With a lot more snow headed for southern Manitoba, snow shoveling could be part of your daily chores more than once this week. A health and fitness coordinator from southern Manitoba is offering some helpful tips for keeping safe and eliminating the pain that can be caused by shoveling snow this time of year.

“I think most of us have heard tips and tricks for shoveling show over the years but it is always good to have a little bit of a reminder,” says Jen Hurrie. “Or perhaps shoveling snow was never an issue before but now you are dealing with back pain or things you weren’t dealing with in past years.” 

Hurrie gives us the eight S’s for safe snow shoveling:

1. Shovel – Purchase an ergonomically friendly shovel that is light in weight and curved through the shaft. Grip further down toward the scoop of the shovel to shorten the lifting lever, space your hands approximately one foot apart to balance the load. This will transfer some of the work from you to the shovel.

2. Stretch and Warm-up – Warming up your muscles and stretching before heading out to shovel can help prepare the body and minimize injury. Shoveling is a full-body workout so try some squats, lunges, arm circles, and even some wall push-ups to get things moving.

3. Start Early – You do not have to wait until the snow is finished falling. Taking a few inches off at a time will help minimize the load and ultimately make the task easier on your body.

4. Slow and Small – Take things slow, take breaks, tackle small sections at a time. Listen to your body and take breaks when you need to.

5. Strategy – Push the snow and avoid lifting and twisting as much as possible. Think about the winter ahead and star your piles further back from the edge of your driveway if possible so on future snowfalls you can continue to push instead of lifting heavy loads.

6. Support – Know your limits and when it is time to call in support from friends, family or community.

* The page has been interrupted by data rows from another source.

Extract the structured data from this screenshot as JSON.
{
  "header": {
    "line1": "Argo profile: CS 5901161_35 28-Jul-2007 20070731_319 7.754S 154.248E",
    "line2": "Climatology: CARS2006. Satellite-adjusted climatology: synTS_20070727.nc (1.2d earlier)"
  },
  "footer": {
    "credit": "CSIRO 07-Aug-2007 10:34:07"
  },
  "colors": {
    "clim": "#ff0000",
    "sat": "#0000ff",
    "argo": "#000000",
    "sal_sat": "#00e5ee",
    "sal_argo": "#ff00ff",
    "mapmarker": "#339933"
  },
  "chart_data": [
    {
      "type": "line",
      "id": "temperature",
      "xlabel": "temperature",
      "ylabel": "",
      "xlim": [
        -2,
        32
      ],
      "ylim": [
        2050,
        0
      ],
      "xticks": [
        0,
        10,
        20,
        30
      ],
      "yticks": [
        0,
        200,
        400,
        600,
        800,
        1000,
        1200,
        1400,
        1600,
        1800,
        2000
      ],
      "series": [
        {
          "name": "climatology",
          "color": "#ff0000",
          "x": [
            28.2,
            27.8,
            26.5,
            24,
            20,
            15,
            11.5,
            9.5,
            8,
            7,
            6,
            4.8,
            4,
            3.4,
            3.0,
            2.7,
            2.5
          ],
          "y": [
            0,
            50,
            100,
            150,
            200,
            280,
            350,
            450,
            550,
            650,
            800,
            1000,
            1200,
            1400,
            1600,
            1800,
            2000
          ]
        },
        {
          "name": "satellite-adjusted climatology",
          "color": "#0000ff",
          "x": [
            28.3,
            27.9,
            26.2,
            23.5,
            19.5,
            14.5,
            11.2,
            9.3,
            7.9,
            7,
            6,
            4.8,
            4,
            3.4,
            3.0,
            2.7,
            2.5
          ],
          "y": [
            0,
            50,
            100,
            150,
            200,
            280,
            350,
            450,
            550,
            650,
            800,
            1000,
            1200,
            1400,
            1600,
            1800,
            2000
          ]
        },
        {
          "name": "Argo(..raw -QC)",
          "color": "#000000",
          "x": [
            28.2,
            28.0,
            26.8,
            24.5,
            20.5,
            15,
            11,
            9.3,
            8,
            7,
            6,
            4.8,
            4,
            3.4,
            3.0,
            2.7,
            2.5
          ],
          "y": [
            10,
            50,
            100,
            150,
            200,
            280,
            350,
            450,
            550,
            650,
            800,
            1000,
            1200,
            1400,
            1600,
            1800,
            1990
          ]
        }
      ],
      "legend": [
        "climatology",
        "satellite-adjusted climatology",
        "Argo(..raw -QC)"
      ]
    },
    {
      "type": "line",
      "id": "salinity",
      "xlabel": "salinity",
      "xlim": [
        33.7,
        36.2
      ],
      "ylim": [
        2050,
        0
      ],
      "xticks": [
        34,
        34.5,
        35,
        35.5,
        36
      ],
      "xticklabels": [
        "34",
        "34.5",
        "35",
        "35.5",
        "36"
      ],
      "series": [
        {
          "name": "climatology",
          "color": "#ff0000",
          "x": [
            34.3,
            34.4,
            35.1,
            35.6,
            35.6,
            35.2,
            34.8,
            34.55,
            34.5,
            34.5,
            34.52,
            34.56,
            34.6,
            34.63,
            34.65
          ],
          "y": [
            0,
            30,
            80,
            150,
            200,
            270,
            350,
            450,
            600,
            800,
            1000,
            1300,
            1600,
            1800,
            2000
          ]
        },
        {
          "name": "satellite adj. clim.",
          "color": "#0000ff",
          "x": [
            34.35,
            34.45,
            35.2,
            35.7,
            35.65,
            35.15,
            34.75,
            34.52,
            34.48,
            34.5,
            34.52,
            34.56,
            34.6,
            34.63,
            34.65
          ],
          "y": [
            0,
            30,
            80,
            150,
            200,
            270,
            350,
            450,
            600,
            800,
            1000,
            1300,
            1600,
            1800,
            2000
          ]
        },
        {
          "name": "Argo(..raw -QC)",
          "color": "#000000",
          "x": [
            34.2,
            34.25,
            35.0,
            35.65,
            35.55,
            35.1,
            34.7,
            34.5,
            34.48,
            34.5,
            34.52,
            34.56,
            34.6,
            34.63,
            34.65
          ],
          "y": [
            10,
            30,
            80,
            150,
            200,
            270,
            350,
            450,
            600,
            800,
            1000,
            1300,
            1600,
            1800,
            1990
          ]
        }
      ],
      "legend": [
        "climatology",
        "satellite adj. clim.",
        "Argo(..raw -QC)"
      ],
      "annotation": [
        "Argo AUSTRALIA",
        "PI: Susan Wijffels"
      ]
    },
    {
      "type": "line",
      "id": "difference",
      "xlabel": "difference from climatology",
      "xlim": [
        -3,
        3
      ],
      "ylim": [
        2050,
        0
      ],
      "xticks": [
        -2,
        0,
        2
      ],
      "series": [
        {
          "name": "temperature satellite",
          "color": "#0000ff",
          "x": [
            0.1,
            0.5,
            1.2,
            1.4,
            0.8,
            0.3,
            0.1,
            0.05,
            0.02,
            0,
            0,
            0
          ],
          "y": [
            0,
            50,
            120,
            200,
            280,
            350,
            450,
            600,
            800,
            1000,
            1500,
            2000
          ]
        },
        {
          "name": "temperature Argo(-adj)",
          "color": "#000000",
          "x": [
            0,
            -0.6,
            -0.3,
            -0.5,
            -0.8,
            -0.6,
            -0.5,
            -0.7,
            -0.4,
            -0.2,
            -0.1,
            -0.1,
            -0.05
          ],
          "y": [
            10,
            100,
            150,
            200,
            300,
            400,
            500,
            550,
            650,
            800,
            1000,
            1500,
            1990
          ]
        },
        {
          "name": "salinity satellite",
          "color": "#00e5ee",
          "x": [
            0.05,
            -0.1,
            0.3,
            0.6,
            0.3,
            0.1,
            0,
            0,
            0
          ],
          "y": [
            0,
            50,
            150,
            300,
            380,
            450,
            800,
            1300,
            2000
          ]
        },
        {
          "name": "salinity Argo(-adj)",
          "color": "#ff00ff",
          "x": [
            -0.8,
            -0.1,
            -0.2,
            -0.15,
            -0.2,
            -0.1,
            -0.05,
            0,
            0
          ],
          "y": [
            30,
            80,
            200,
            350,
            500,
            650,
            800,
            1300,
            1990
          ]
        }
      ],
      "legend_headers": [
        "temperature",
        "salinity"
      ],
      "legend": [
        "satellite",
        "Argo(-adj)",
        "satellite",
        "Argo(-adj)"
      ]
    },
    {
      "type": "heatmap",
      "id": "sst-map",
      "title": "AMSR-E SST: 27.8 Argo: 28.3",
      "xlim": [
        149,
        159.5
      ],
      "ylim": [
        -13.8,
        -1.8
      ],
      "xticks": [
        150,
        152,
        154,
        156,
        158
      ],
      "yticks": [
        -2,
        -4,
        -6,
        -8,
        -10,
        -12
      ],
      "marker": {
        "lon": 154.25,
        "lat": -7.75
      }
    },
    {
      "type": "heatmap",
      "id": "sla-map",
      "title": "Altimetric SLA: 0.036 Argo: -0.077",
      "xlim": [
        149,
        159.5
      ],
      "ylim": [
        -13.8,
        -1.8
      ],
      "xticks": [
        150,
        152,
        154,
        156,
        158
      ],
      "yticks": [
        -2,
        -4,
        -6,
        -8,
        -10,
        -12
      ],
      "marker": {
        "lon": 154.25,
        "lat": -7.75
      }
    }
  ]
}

7. Sip – Do not forget to hydrate with water. The cold can trick you into thinking you are not thirsty but it is important to replenish fluids during physical tasks like shoveling.

8. Salt and Sand – Using some salt or sand on your walkways can minimize the need for constant shoveling and reduce the risk of slipping.

Hurrie says if you are feeling the effects of shoveling, before reaching for heat or ice consider why it is that you are sore.

“It is likely normal that you’ll feel a bit sore since your muscles are doing something they are not used to doing,” she explains. “You might want to consider a warm bath when you come in from shoveling as well as stretching those muscles out again that you did before you went out. But if you are feeling sore due to muscle strain or acute injury…then you want to consider more ice.”